Le médicament « trois en un », c’est ce que vient de présenter le Dr Salim Yusuf lors de la conférence annuelle de l’ACC. La « Polypill » contient de faibles doses de trois médicaments contre l'hypertension (12,5 milligrammes de thiazide, 50 mg d'atenolol et 5 mg de ramipril) ainsi que 20 mg de simvastatine, et 100 mg d'aspirine. Dans un essai clinique mené auprès de 2053 participants âgés de 45 à 80 ans présentant un seul facteur de risque, le Dr Yusuf a voulu évaluer la tolérance de ce traitement combiné et déterminer s’il agit ou non sur une diminution notable du risque cardiovasculaire. Résultat : « la Polypill a probablement le potentiel de réduire les maladies cardiaques de 60 % et les attaques cérébrales de 50 % », avancent les auteurs de l’étude.
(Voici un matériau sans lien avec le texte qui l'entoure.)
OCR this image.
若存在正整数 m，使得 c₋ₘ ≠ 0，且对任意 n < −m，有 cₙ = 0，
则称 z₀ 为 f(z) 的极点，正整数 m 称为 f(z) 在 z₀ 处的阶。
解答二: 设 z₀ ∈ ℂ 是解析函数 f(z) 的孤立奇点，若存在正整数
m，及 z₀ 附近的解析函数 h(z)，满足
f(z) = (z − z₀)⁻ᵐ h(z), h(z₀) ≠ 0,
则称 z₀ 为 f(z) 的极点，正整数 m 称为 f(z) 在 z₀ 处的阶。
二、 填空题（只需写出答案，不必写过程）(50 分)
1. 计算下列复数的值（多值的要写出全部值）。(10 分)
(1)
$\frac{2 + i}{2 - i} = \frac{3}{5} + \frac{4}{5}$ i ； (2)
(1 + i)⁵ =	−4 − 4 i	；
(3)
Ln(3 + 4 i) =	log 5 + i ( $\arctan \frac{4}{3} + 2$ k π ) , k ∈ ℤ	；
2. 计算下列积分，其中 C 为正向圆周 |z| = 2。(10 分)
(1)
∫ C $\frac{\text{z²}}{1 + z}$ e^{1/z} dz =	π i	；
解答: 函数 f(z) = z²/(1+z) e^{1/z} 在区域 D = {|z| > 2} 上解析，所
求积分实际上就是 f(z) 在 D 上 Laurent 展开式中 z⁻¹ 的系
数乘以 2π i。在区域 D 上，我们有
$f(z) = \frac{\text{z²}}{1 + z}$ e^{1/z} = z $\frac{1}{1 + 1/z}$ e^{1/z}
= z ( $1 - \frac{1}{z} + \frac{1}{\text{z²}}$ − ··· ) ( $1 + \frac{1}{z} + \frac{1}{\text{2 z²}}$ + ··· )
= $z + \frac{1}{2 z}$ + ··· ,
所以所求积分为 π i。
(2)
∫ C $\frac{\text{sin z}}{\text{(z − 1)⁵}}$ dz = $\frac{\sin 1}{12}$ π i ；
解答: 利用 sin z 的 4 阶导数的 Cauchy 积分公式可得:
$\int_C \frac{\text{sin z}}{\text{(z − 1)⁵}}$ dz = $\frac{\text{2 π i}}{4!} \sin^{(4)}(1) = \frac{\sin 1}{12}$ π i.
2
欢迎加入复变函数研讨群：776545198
L’essai montre par ailleurs que le traitement combiné obtient quasiment les mêmes résultats, sur le taux de cholestérol et sur la tension artérielle, que chaque médicament pris individuellement. Côté effets secondaires, la « Polypill »fait aussi jeu égal avec les traitements traditionnels. Cependant, la démonstration d’un effet sur l’incidence des maladies et sur la mortalité reste à faire. Par ailleurs, cette pilule ne permet évidemment pas de proposer un traitement sur-mesure. Il n’empêche. Avec ce médicament « trois en un » et peu coûteux, le Dr Yusuf ouvre des horizons pour les pays en développement. Par ailleurs, il ébauche une nouvelle façon de faire de la médecine : traiter très largement les bien-portants pour éviter que le mode de vie occidental ne fasse plus de malades.
C.C.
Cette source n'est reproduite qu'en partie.